Degustazione dei vini della cantina Maurizio Ferraro: un vino diverso si può fare ed è un piacere berlo!
Incontrare, parlare e conoscere un viticoltore come Mr. Maurizio Ferraro è illuminante. È una persona molto tranquilla, disponibile, aperta, ma che, proprio come i suoi vini, non si perde in chiacchiere ma va subito al sodo.

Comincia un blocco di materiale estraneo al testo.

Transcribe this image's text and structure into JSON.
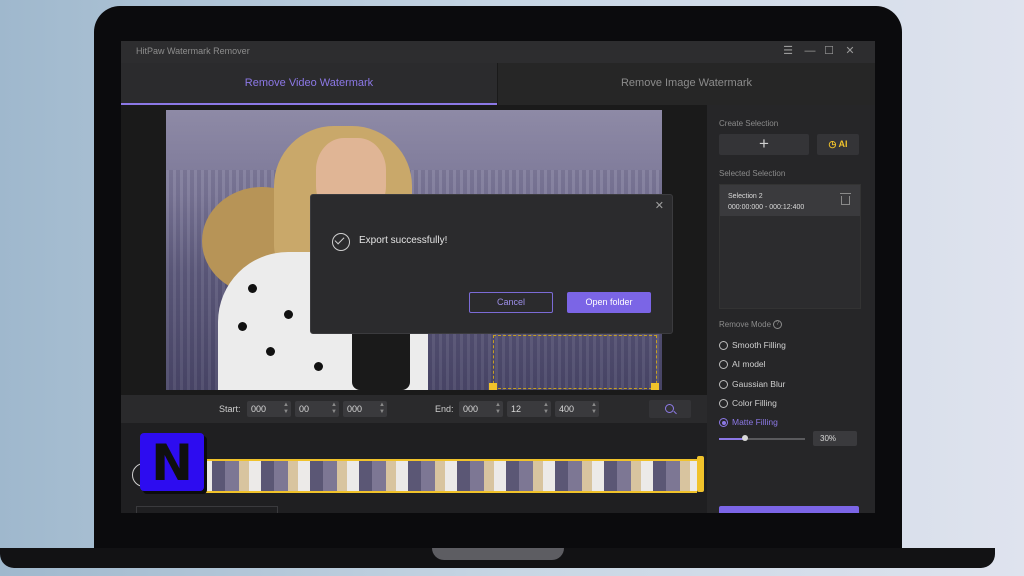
{
  "window": {
    "title": "HitPaw Watermark Remover",
    "controls": [
      "☰",
      "—",
      "☐",
      "✕"
    ]
  },
  "tabs": [
    {
      "label": "Remove Video Watermark",
      "active": true
    },
    {
      "label": "Remove Image Watermark",
      "active": false
    }
  ],
  "dialog": {
    "message": "Export successfully!",
    "cancel_label": "Cancel",
    "open_label": "Open folder",
    "close_glyph": "✕"
  },
  "time": {
    "start_label": "Start:",
    "end_label": "End:",
    "start": [
      "000",
      "00",
      "000"
    ],
    "end": [
      "000",
      "12",
      "400"
    ]
  },
  "panel": {
    "create_selection_label": "Create Selection",
    "add_glyph": "+",
    "ai_label": "AI",
    "selected_selection_label": "Selected Selection",
    "selection": {
      "name": "Selection 2",
      "range": "000:00:000 - 000:12:400"
    },
    "remove_mode_label": "Remove Mode",
    "modes": [
      {
        "label": "Smooth Filling",
        "selected": false
      },
      {
        "label": "AI model",
        "selected": false
      },
      {
        "label": "Gaussian Blur",
        "selected": false
      },
      {
        "label": "Color Filling",
        "selected": false
      },
      {
        "label": "Matte Filling",
        "selected": true
      }
    ],
    "opacity_level": 0.3,
    "opacity_text": "30%"
  },
  "badge": {
    "letter": "N"
  },
  "colors": {
    "accent": "#7b65e6",
    "selection": "#f0c22b",
    "badge": "#2d0cf0"
  }
}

Le bottiglie di Ferraro sono uniche, nel senso che ogni annata è diversa e porta con sé le cicatrici e le gioie dell’anno, non ci sono filtrazioni, lavorazione intrusive o chiarifiche. In vigna vige la saggezza contadina di un tempo e niente facili scorciatoie. Ma non vogliamo raccontarvi tutti i particolari, se volete visitate il sito del produttore e leggetevi tutto, come lavora e la sua filosofia. Una lettura preziosa, che fa capire come l’agricoltura ultimamente sia stata dopata e drogata dalla chimera delle vendite e delle mode, quando solo 60 anni fa era sussistenza e il vino non era estetica del gusto fine a sé stessa.
Perché diciamo questo?
Non vogliamo fare i talebani del vino naturale, per questo vi rimandiamo alle riflessioni sul falso mito del vino naturale, quando il vino è una delle massime e più intime creazioni dell’uomo con la bottiglia di Ponte di Toi; no vogliamo prepararvi ai vini Ferraro.

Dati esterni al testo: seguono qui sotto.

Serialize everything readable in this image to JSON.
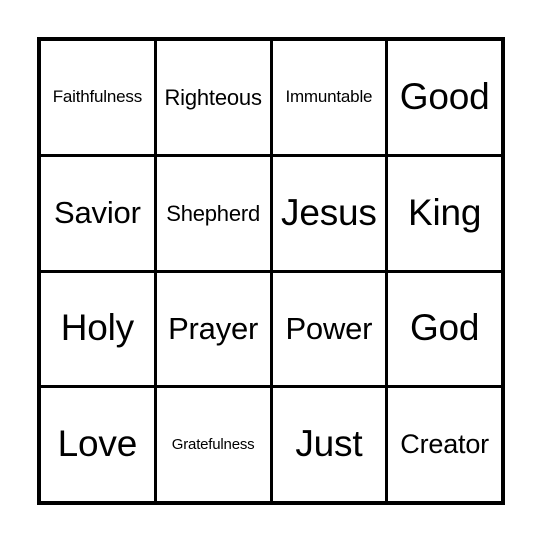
{
  "card": {
    "type": "bingo-card",
    "columns": 4,
    "rows": 4,
    "border_color": "#000000",
    "background_color": "#ffffff",
    "text_color": "#000000",
    "cells": [
      {
        "label": "Faithfulness",
        "size": "sm",
        "row": 1,
        "col": 1
      },
      {
        "label": "Righteous",
        "size": "md",
        "row": 1,
        "col": 2
      },
      {
        "label": "Immuntable",
        "size": "sm",
        "row": 1,
        "col": 3
      },
      {
        "label": "Good",
        "size": "xxl",
        "row": 1,
        "col": 4
      },
      {
        "label": "Savior",
        "size": "xl",
        "row": 2,
        "col": 1
      },
      {
        "label": "Shepherd",
        "size": "md",
        "row": 2,
        "col": 2
      },
      {
        "label": "Jesus",
        "size": "xxl",
        "row": 2,
        "col": 3
      },
      {
        "label": "King",
        "size": "xxl",
        "row": 2,
        "col": 4
      },
      {
        "label": "Holy",
        "size": "xxl",
        "row": 3,
        "col": 1
      },
      {
        "label": "Prayer",
        "size": "xl",
        "row": 3,
        "col": 2
      },
      {
        "label": "Power",
        "size": "xl",
        "row": 3,
        "col": 3
      },
      {
        "label": "God",
        "size": "xxl",
        "row": 3,
        "col": 4
      },
      {
        "label": "Love",
        "size": "xxl",
        "row": 4,
        "col": 1
      },
      {
        "label": "Gratefulness",
        "size": "xs",
        "row": 4,
        "col": 2
      },
      {
        "label": "Just",
        "size": "xxl",
        "row": 4,
        "col": 3
      },
      {
        "label": "Creator",
        "size": "lg",
        "row": 4,
        "col": 4
      }
    ]
  }
}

Perché sono vini che spiazzano, ma che sono partiti dal passato e oggi si presenta in una chiave di lettura più moderna che mai. Ormai i vini stilizzati, preconfezionati dagli invecchiamenti in botti, hanno stancato, deve essere il territorio, il vitigno a parlare. Il vino deve essere franco, tradurre in sapori ed emozioni un legame con una terra, altrimenti compriamoci in Pinot Nero cileno e siamo a posto. È buono, sapido, profumato, ma alla fine che ti rimane?
Stiamo andando esagerando con questa mania di terroir, di voler attribuire a tutti i costi un significato che va oltre al vino?
Forse, ma i grandi vini che lasciano il segno sono quelli legati ad un luogo: Sauternes, Hermitage, Tokay, Barolo, Vernaccia di San Gimignano, Brunello di Montalcino, a suo modo il Chianti, Barbaresco, Bordeaux, Borgogna.
Ma veniamo ai vini in questione, ne abbiamo un provati alcuni e ci siamo illuminati. I vini sono pieni, caldi, sapidi, ruggenti, tecnicamente puliti, ma con profumi inconsueti e spezzano stilemi antichi che vogliono vini docili e misurati, vincoli estetici classici. Insomma basta assaggiare il Ruchè per capire come possa cambiare da notte a giorno. Certo non sono vini facili o immediati, serve un approccio misurato, pazienza, appena li aprite sono chiusi e anche bruschi, ma poi la naturalezza di beva che offrono è pazzesca.
Secondo me bianco
Blend di Timorasso, Chardonnay, Grignolino: Grignolino starete pensando? Ebbene sì, Grignolino in grande stile a dare corpo, ruvidità e spessore. Il vino è di una bevibilità mostruosa, petali di fiori gialli, cola, birra e profumi ancora maturi che sfumano nell’erba. Frutto caldo, ma ben levigato, sospinto da una freschezza che solletica. Quello che ci è piaciuto è lo spessore, la polpa che si morde e passa dalla lingua al palato in uno scroscio di sapori fruttati. Equilibrio discreto, grande facilità di beva e tecnicamente irreprensibile. Costo 12 euro. Il vino bianco estivo da aperitivo che tutti dovrebbero assaggiare. Da abbinare a vitello tonnato, pollo al curry, lasagne al forno, hamburger.